Quando ho pianificato questo pezzo, che doveva essere il secondo della serie e poi è diventanto il terzo, niente mi faceva presumere che questa storia avrebbe avuto un significato così fortemente legato all’attualità politica. Eppure così è diventato. Quel che cercherò di raccontarvi è comunque la storia di un uomo e del suo tempo, con le sue particolarità e con il suo essere parte di quel tempo. Nonostante questo ho deciso di non sottrarmi al suo legame con l’attualità.

Johann Rukeli Trollmann By Hans Firzlaff (sintiundroma.de) [Public domain], via Wikimedia Commons

Ci sono storie contro cui si va a sbattere. Uno magari sta cercando altro e mentre legge salta fuori un riferimento o un dettaglio che aprono uno spiraglio e da lì un nuovo percorso, un nuovo incontro. Per me è stato così con la storia di Johann Trollmann. Stavo cercando storie di sport e di boxe in particolare quando tutt’a un tratto leggo di questo pugile che ridicolizzò i nazisti. Ma poi una lettura via l’altra, sono stato assalito da alcune domande. La storia che state per leggere è stato il frutto di domande tormentate: ho assillato la mia compagna con quel c’è qualcosa che non mi torna, ho scambiato mail con scrittori e ricercatori che si erano già occupati della vicenda di Trollmann e passato alcune nottate insonni a leggere. Le storie sono asce di guerra da disseppellire e bisogna maneggiarle con cura senza cercare di far dire loro quel che noi vogliamo che dicano.

La storia di Johann Trollmann è una storia complessa che negli ultimi anni è tornata alla luce e viene raccontata spesso per commemorare la Giornata della Memoria il 27 gennaio. Johann Trollmann era un pugile che boxava come nessun’altro faceva ed era un sinti. Volente o nolente non si liberò mai di questa appartenenza: se per la famiglia e gli amici era Rukeli per gli altri, giornalisti e tifosi, era Gipsy.
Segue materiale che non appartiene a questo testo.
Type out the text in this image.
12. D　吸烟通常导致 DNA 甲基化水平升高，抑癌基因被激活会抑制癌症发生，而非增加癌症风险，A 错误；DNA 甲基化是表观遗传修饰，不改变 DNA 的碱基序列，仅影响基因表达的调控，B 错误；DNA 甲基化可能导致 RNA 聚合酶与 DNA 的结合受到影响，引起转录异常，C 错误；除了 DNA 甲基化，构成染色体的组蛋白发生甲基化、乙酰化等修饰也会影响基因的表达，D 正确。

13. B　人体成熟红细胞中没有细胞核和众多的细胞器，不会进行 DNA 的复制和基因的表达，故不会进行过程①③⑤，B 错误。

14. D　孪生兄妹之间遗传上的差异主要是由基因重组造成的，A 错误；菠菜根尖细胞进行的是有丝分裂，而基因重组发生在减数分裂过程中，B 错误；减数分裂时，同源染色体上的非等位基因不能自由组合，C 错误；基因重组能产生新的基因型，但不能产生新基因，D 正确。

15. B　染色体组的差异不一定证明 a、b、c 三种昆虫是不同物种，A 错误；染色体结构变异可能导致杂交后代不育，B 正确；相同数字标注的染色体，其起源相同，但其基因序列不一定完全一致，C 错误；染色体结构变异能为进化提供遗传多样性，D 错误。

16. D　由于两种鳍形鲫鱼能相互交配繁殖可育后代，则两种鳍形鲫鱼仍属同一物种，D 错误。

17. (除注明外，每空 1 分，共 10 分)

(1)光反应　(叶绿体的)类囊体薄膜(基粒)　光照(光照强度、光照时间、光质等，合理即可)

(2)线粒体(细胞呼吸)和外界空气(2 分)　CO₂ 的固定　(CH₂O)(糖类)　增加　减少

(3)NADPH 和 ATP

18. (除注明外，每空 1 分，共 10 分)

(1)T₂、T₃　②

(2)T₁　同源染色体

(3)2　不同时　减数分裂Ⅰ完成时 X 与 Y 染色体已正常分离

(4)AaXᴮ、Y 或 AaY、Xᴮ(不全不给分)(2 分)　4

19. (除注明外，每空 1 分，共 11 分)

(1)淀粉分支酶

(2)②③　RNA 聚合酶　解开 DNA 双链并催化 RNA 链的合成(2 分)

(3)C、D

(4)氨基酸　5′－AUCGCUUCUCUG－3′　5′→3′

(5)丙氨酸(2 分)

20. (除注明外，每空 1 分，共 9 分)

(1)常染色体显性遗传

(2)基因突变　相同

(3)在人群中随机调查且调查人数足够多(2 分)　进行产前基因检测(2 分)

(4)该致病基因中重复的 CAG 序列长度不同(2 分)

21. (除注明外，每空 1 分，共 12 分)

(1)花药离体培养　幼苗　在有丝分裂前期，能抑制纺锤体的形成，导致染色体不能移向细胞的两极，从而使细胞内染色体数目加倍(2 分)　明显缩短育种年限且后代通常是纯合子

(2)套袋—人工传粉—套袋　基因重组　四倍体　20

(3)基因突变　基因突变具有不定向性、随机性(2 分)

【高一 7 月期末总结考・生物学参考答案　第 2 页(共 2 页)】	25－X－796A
Johann Trollmann nacque nel 1907 vicino ad Hannover in una famiglia sinti con altri 8 fratelli. Ho trovato due grafie per il soprannome, Rukeli e Rukelie, mi attengo a quella presente sul sito dell’associazione che ne onora la memoria. In lingua romanì Ruk significa albero e da qui Rukeli. Johann era un giovane che ricordava un albero: forse per la sua altezza e la postura, forse per i suoi ricci neri che ricordavano una chioma e la sua bellezza.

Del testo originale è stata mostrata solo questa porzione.